Ann could see them in the twilight at the kitchen table. Edvard with his reading glasses and Viola with her eyes toward the farmyard.
“And then a woman adds a little charm,” said Viola, who never stopped being amazed that women could be police officers. “It’s like an extra … but listen…”
She fell silent and closed her eyes, lying so still that Ann got scared. The covers did not move, her hand was cold.
“Bye-bye, Ann,” Viola said suddenly, opening her eyes. “Now I’m going to sleep a little, I’m so happy we had some time to talk. Take care of yourself and Erik. Do well.”
Ann felt Viola grasp her hand. She squeezed back. Their eyes met. Viola smiled her usual old smile before she closed her eyes again. Ann sat awhile before she carefully released her hand and got up.
She closed the door behind her, but regretted it immediately and opened it again. Perhaps Viola would call for something. She took a last look at the old woman and then let her eyes slowly register what was in the room. She got the impulse to take something with her.
In the kitchen it was quiet. The woman, Ann recalled that her name was Greta, was sitting at the kitchen table with a coffee cup in front of her. Edvard was nowhere in sight.
“I set out a cup for you too,” said Greta.
Ann looked at the clock, there was still time to exchange a few words. She declined the coffee but sat down.
“I didn’t know that Viktor had passed away,” she said. “I really would have liked to be at the funeral.”
“Edvard was pallbearer. There’ll be another one soon,” said Greta. “Viola wants to follow Viktor, but I’m sure you understood that.”
Ann nodded. She could not be upset by the woman’s frank manner. That’s just the way it was, so why pretend?
“I’ve met you before,” said Ann.
“I’ve known Viola my whole life. She took care of us sometimes, Agnes and me, when we were little. Yes, I ran into you when you were going with Edvard, but then you only had eyes for him.”
“And then your sister,” Ann said. “The world really is small.”

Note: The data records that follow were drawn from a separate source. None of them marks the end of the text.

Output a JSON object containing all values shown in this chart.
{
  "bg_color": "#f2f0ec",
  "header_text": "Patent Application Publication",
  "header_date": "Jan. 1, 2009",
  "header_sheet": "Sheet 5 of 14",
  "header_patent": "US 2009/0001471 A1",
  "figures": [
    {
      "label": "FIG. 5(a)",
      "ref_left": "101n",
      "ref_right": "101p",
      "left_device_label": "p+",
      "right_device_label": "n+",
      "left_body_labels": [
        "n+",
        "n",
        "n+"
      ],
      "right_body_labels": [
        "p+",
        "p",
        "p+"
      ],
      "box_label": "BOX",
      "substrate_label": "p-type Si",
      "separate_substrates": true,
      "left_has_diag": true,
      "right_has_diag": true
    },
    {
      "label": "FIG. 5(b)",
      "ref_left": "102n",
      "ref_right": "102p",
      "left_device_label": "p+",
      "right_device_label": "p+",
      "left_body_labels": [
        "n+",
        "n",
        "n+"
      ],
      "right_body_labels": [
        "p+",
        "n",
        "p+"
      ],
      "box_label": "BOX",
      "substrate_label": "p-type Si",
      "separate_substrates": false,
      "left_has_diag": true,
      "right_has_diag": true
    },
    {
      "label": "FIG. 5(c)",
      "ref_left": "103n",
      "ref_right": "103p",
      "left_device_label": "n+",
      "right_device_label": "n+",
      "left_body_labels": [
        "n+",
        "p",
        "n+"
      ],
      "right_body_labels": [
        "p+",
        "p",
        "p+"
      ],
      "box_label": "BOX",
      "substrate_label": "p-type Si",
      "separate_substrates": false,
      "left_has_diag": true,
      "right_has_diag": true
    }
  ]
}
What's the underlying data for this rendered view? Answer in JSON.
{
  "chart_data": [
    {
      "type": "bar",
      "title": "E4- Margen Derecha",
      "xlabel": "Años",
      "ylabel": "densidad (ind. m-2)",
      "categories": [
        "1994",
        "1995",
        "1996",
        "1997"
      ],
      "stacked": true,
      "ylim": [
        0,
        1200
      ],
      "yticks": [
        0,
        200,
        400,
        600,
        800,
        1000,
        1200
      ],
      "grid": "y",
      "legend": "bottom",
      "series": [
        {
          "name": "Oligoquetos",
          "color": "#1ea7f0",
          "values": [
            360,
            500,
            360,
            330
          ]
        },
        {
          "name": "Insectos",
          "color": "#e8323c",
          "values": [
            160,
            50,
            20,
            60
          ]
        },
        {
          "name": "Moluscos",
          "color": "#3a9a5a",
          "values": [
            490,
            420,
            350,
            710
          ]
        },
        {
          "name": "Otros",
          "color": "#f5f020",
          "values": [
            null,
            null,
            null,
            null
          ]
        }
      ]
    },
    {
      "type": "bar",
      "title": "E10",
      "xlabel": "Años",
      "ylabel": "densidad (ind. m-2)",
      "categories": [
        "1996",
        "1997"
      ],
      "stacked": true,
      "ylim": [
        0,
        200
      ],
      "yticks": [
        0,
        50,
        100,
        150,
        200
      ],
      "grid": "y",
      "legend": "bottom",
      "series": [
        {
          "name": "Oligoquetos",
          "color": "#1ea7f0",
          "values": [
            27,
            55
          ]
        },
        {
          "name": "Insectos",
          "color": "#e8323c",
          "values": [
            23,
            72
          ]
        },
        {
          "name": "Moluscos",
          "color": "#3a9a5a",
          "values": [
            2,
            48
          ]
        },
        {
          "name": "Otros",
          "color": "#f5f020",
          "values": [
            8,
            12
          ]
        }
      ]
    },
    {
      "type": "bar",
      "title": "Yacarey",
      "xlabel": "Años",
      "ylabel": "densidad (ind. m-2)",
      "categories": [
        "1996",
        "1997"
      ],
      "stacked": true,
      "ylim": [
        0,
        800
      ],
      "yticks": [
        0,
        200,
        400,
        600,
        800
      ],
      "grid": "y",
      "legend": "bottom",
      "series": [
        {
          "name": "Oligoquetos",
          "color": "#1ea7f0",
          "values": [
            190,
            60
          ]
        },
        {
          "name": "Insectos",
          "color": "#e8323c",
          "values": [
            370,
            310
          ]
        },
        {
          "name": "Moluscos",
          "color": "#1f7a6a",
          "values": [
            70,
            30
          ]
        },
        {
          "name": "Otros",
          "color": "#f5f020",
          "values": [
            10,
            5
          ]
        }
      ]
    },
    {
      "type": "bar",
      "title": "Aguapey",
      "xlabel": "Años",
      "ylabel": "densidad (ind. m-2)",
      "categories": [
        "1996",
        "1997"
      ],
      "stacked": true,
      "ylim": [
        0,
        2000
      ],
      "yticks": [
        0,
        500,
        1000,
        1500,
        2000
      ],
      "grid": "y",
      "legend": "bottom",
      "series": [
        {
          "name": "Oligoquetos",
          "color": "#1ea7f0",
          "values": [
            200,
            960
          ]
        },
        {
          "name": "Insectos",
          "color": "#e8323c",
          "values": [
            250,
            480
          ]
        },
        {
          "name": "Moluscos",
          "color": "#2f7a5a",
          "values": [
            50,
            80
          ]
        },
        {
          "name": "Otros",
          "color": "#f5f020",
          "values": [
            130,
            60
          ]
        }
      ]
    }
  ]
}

“So what is happening at Ohler’s?”
Ann was happy to be able to talk about something besides her time on Gr
ä
s
ö
and told what had happened with the Nobel Prize winner. She suspected that Greta wanted to have a different version than her sister’s. Greta listened without interrupting her and then sat silent for some time. Ann recognized the atmosphere from many interrogations, there was something bothering the woman.
“It’s no wonder that people wish him harm,” Greta said at last.
“What do you mean?”
“May God forgive me, but he is a bad person.”
She pushed aside the coffee cup and looked out the window. Ann followed her eyes, she was afraid that Edvard was approaching.